Hollidaysburg School Board recording confirms Kaneshiki comment
Hollidaysburg Area School Board member Lois Kaneshiki, facing an uproar about her vote Wednesday that stopped approval of a kindergarten teaching position, went to Facebook on Thursday to say she did not equate kindergarten education with baby-sitting.
On her Blair County Republican Committee Facebook page, she posted:
“Altoona Mirror readers: Do NOT believe everything you read in the Mirror! The reporting is sub-par and distorting of the facts.”
In the official audio recording of the meeting available through a public right to know request to the district, Kaneshiki’s comments are clear.
“My daughter didn’t go to formal kindergarten, and she taught herself to read. I know not all children would do that, but I think we are spending the money for baby-sitting. It’s an awful lot of money. There are a lot of ways to take care of child management without paying that full salary,” the district’s recording shows Kaneshiki said at the meeting.
Superintendent Bob Gildea had recommended the board hire a long-term substitute teacher for one of Foot of Ten Elementary School’s four kindergarten classes. That measure would ensure the school’s four classes remain intact.
Currently, one of those classes is taught by a day-to-day substitute teacher at a rate of $90 per day.
Without adding a long-term substitute position whose entry level pay – $39,000 for a year or about $200 per day – the board may have to close the classroom and increase class sizes at the remaining three rooms to 24 students.
The result would be higher class sizes than in the district’s other two schools.
And 24 students in a class would make it difficult for teachers, students and parents to manage, Gildea said.
The vote on was 4-1 on Wednesday, and although she cast the only no vote, Kaneshiki’s vote caused the measure to fail.
District solicitor Carl Beard said that Section 508 of Pennsylvania school code required an affirmative vote of a majority of all nine members of the board for decisions involving fixing salaries for teachers. With only five board members present and four absent, Kaneshiki’s vote was crucial to achieve a five-member majority.
Reached by phone on Friday, she told the Mirror she did not equate kindergarten teachers with baby sitters.
“In no way did I say that at all. I thought your choice of words was absolutely misrepresentative of what I said. That’s what I’m getting this flack about.”
When her quote recorded on audio was read to her – “I think we are spending the money for baby-sitting” – she changed her stance.
“Those are my exact words?” she asked. “The kindergarten experience partially amounts to baby-sitting. In the end, that’s what part of it boils down to. And that’s how parents view it.”

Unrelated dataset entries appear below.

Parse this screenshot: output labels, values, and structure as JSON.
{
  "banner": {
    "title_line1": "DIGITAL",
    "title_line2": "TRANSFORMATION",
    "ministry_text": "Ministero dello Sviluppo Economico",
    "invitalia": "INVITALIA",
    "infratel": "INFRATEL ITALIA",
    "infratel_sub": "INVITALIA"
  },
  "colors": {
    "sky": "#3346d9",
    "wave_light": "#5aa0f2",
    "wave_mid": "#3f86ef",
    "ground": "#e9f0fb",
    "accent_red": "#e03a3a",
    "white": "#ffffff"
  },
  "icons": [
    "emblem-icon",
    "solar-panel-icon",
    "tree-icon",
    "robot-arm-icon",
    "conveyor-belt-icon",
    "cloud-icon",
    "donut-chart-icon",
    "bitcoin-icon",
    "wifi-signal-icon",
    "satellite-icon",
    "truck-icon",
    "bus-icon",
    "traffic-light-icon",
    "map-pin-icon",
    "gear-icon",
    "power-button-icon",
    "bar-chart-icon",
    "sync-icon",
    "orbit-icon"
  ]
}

During the meeting, she referred to “data” that supported her vote.
“From my understanding, the data does not support putting more money into younger grades because by the time they get to sixth and seventh grades, they all even out anyway,” Kaneshiki said after her vote Wednesday. She reiterated Friday that she would rather spend taxpayer money on a middle school teacher.

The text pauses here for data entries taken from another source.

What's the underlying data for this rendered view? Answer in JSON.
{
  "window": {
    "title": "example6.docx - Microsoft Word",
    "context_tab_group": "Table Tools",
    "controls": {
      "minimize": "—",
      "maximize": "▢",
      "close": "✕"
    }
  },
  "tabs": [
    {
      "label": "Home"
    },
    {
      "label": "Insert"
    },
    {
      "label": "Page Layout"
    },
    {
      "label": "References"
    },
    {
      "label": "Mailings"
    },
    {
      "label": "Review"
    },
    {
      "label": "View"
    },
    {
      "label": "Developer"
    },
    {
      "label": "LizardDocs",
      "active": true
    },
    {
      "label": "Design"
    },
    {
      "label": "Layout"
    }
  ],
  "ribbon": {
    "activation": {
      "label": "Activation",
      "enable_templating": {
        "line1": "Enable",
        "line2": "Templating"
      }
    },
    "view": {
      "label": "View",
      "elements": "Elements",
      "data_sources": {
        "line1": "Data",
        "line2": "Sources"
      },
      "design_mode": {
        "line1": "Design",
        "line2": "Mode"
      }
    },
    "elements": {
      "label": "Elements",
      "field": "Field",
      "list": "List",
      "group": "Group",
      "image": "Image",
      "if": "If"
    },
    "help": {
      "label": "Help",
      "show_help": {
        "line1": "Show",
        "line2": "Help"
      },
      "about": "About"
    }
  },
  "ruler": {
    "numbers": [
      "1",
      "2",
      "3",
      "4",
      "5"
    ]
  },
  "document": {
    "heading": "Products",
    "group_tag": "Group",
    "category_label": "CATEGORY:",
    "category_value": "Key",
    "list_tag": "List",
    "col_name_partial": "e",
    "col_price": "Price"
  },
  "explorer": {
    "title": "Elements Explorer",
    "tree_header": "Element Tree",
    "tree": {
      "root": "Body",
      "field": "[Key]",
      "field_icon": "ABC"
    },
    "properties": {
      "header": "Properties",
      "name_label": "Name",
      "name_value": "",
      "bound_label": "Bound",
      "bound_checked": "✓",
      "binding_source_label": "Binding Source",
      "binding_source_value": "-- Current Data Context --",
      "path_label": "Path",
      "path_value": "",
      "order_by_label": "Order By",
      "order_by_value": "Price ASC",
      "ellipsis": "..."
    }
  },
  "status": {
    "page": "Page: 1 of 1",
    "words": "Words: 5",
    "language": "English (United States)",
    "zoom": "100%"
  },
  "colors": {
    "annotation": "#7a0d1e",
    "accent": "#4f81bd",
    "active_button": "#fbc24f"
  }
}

On her Facebook account, she posted a report where she got her data. The report was by the Department of Health and Human Services and was posted on the Homeschool Legal Defense Association’s website.
During the meeting, she suggested hiring classroom aides for three classrooms instead of increasing the pay for the fourth classroom teacher.

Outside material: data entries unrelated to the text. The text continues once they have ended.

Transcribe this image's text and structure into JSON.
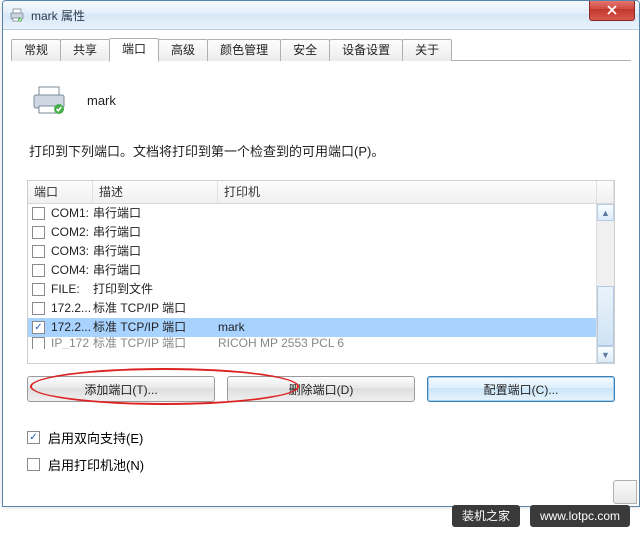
{
  "window": {
    "title": "mark 属性"
  },
  "tabs": [
    "常规",
    "共享",
    "端口",
    "高级",
    "颜色管理",
    "安全",
    "设备设置",
    "关于"
  ],
  "active_tab_index": 2,
  "printer_name": "mark",
  "instruction": "打印到下列端口。文档将打印到第一个检查到的可用端口(P)。",
  "columns": {
    "port": "端口",
    "desc": "描述",
    "printer": "打印机"
  },
  "ports": [
    {
      "checked": false,
      "port": "COM1:",
      "desc": "串行端口",
      "printer": ""
    },
    {
      "checked": false,
      "port": "COM2:",
      "desc": "串行端口",
      "printer": ""
    },
    {
      "checked": false,
      "port": "COM3:",
      "desc": "串行端口",
      "printer": ""
    },
    {
      "checked": false,
      "port": "COM4:",
      "desc": "串行端口",
      "printer": ""
    },
    {
      "checked": false,
      "port": "FILE:",
      "desc": "打印到文件",
      "printer": ""
    },
    {
      "checked": false,
      "port": "172.2...",
      "desc": "标准 TCP/IP 端口",
      "printer": ""
    },
    {
      "checked": true,
      "port": "172.2...",
      "desc": "标准 TCP/IP 端口",
      "printer": "mark"
    },
    {
      "checked": false,
      "port": "IP_172",
      "desc": "标准 TCP/IP 端口",
      "printer": "RICOH MP 2553 PCL 6"
    }
  ],
  "selected_port_index": 6,
  "buttons": {
    "add": "添加端口(T)...",
    "delete": "删除端口(D)",
    "config": "配置端口(C)..."
  },
  "checkboxes": {
    "bidi": {
      "checked": true,
      "label": "启用双向支持(E)"
    },
    "pool": {
      "checked": false,
      "label": "启用打印机池(N)"
    }
  },
  "watermarks": {
    "a": "装机之家",
    "b": "www.lotpc.com"
  }
}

In the audio recording, Gildea responded directly to her comments.
“Three aides would cost significantly more than one longtime substitute teacher,” he said.
“And if you’ve been in a kindergarten classroom, there is a lot more to it than baby-sitting,” he said Wednesday.
Kaneshiki responded: “I’ve been in a kindergarten classroom.”
Gildea, for a second time, addressed her.
“Well, there is a lot more to it than baby-sitting,” Gildea said. “And a lot of the kids who are coming to us can’t teach themselves how to read because they don’t have a book in their house. That’s the plain facts.”